Taken together, these diverse exposures converge on a shared pathway: a gradual lowering of the threshold for epileptogenesis in aging brains. This framework aligns with emerging models of LOE in which vascular, inflammatory, and neurodegenerative processes interact over time, ¹ even in the absence of a discrete structural lesion.

Perhaps the study's greatest strength is its methodological innovation: Max-P regionalization, which enabled analysis beyond the constraints of traditional state-level data used in prior analyses. ⁹ However, several limitations, including the ecological nature of the analysis, warrant caution. Associations at the MaxCounty level cannot be assumed to reflect individual-level causation, and unmeasured mediators likely contribute. Moreover, reliance on fee-for-service Medicare data and administrative coding introduces the possibility of selection bias and misclassification of epilepsy, particularly in underserved populations.

The demographic patterns further underscore the complexity of interpretation. Non-Hispanic Black residents were oversampled, appropriately, given prior data on racial disparities in epilepsy incidence. ¹⁰ While the proportion of non-Hispanic Black residents was identified as an important predictor in machine learning models, it did not retain independent significance in multivariable analyses, likely reflecting unmeasured structural and socioeconomic factors. ³ Rather than reassuring, this underscores disparities that remain incompletely captured and warrant targeted future investigation.

Despite its limitations, the significance of this study lies in its reorientation of our conceptualization of LOE risk. For decades, epilepsy has been framed within the brain, anchored in circuitry and the choreography of excitation and inhibition. Yet, this work compels us to expand our field of view. The environments in which people live, shaped by sleep, heat, physical activity, transportation, access to care, and inequality, emerge as determinants that accumulate over time and ultimately manifest as late-life seizures. These factors converge through interacting vascular, inflammatory, and metabolic pathways that promote epileptogenesis. In this view, epileptogenesis is not a single event but the endpoint of a long trajectory shaped as much by context as by biology.

The most provocative implication of this work is that contextual, modifiable, community-level factors may be among the strongest correlates of risk. If LOE is shaped by the environments in which people age, then prevention cannot remain confined to the clinic. Beyond stroke, neurodegeneration, and genetic risks, prevention must extend to sleep health, climate adaptation, heat mitigation, transportation infrastructure, and equitable access to care. We must prioritize modifiable and evidence-based targets that operate at scale.

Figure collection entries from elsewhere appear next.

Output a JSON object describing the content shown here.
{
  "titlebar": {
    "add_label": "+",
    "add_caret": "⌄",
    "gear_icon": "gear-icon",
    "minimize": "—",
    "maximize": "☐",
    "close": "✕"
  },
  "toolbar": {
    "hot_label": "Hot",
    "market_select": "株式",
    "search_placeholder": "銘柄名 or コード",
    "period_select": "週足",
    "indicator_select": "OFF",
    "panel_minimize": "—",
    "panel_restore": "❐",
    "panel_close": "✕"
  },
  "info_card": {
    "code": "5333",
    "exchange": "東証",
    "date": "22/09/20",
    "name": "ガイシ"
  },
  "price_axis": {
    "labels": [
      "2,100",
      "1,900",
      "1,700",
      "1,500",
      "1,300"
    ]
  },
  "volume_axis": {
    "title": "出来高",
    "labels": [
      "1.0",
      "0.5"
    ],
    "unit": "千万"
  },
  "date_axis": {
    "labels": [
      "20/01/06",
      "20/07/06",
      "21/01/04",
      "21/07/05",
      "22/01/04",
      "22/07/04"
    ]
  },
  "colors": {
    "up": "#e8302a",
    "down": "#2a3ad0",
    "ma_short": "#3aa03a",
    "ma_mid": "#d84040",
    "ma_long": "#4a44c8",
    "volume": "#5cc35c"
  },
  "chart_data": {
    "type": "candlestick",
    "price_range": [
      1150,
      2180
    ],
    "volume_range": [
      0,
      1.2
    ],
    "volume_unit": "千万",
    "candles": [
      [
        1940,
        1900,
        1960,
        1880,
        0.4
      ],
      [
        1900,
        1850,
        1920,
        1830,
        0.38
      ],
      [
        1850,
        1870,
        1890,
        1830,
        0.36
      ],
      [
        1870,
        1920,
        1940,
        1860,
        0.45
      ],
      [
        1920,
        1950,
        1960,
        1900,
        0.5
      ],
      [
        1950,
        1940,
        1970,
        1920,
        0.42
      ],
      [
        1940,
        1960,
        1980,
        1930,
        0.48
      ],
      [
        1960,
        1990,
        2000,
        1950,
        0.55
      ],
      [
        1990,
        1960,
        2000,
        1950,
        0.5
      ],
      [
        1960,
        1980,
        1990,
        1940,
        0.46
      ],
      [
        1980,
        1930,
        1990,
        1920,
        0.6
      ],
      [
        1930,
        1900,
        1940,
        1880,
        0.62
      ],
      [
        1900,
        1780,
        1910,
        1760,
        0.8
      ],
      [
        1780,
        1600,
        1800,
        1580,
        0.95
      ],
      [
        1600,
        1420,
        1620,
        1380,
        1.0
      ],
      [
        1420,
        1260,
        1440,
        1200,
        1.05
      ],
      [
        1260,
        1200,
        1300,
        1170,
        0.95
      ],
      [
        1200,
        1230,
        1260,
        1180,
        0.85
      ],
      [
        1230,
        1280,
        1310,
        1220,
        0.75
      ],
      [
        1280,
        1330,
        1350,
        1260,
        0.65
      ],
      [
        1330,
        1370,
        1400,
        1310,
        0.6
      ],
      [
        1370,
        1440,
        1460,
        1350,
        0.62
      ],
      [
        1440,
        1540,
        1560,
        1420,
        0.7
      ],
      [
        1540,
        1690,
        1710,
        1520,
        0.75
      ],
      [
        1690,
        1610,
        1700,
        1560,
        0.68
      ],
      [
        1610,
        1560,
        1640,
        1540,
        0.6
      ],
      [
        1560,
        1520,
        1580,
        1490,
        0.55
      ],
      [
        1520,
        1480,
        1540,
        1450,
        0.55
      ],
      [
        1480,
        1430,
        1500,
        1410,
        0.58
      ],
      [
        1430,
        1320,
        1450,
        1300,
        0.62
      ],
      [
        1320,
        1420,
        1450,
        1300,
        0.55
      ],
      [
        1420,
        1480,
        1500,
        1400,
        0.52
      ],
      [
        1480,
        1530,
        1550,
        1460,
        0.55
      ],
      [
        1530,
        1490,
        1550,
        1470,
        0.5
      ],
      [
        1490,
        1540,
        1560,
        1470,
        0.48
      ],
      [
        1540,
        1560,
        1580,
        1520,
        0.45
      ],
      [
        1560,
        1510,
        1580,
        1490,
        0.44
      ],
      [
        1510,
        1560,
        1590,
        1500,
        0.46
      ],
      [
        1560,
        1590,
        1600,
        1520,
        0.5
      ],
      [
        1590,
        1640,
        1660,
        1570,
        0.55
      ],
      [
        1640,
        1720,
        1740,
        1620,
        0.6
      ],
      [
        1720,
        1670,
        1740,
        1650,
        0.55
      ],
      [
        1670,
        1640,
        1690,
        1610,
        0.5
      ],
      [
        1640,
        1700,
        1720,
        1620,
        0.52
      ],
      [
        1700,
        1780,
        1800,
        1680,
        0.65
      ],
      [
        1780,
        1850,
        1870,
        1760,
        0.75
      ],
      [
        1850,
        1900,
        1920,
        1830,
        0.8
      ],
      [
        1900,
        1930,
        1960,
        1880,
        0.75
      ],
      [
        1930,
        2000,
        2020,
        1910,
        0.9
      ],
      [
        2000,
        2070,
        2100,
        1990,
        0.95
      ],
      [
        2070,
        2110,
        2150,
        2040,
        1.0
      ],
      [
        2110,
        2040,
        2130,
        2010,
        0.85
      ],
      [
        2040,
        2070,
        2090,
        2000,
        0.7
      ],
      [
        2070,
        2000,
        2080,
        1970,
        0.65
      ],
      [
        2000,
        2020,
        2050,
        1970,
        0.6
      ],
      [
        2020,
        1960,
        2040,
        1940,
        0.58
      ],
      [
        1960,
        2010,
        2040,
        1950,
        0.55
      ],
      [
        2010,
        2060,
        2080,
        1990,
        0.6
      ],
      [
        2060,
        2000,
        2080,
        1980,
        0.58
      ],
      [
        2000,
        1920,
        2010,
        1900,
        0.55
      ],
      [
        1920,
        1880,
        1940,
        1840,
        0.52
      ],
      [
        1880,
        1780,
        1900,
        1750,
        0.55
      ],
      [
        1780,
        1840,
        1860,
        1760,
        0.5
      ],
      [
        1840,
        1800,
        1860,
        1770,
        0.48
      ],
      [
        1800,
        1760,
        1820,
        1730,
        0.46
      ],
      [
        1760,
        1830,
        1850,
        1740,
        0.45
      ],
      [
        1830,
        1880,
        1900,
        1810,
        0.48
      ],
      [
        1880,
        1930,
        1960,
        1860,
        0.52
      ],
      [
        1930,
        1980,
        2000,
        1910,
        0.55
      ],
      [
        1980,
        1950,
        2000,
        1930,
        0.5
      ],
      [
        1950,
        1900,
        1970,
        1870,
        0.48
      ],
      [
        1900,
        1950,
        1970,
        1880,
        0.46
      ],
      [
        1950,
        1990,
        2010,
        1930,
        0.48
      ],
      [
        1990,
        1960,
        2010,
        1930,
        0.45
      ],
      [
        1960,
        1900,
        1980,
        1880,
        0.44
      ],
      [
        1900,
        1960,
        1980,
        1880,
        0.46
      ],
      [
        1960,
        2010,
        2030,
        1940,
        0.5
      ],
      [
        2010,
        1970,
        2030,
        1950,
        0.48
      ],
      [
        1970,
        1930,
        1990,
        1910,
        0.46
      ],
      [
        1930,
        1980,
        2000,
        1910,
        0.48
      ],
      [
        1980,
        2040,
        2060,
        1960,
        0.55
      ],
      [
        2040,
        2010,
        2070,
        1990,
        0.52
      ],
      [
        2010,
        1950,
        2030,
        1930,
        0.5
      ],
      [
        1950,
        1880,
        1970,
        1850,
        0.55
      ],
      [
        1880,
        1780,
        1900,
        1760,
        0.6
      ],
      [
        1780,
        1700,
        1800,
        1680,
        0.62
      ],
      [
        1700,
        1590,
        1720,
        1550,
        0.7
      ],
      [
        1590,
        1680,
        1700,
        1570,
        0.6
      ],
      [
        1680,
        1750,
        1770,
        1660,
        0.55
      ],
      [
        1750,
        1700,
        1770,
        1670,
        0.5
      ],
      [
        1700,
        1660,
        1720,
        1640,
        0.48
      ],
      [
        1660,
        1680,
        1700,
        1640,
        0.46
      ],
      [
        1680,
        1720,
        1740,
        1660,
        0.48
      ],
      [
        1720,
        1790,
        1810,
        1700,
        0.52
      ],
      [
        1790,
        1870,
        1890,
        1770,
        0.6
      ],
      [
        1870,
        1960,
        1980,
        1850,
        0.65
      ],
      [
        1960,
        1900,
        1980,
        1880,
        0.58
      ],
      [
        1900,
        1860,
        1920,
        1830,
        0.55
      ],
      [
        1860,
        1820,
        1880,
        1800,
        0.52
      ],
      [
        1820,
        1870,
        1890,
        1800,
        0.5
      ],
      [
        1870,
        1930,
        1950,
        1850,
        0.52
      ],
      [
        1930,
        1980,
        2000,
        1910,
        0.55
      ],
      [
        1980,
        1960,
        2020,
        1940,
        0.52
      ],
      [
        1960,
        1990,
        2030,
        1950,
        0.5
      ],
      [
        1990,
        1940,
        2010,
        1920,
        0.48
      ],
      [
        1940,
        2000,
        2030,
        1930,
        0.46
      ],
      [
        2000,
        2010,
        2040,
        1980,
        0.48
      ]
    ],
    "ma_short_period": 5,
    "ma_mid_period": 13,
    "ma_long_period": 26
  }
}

Dong and colleagues have done more than map epilepsy. They have unsettled a paradigm. Their work suggests that the brain does not age in isolation and that its vulnerabilities are inscribed not only in proteins and pathways, but in neighborhoods, climates, and systems of care.

The next era of epilepsy research may not just map the brain; it may need to map the world around it. This shift raises critical questions: How do these contextual exposures interact with established biological risks? Which of these pathways are truly modifiable, and at what stage? And can altering the environments in which people age reduce the burden of LOE? These questions define the next frontier.

Once seen, this geography of risk cannot be ignored. It fundamentally reframes LOE from a disorder of neurons to a condition shaped, accumulated, and perhaps preventable within the places people call home.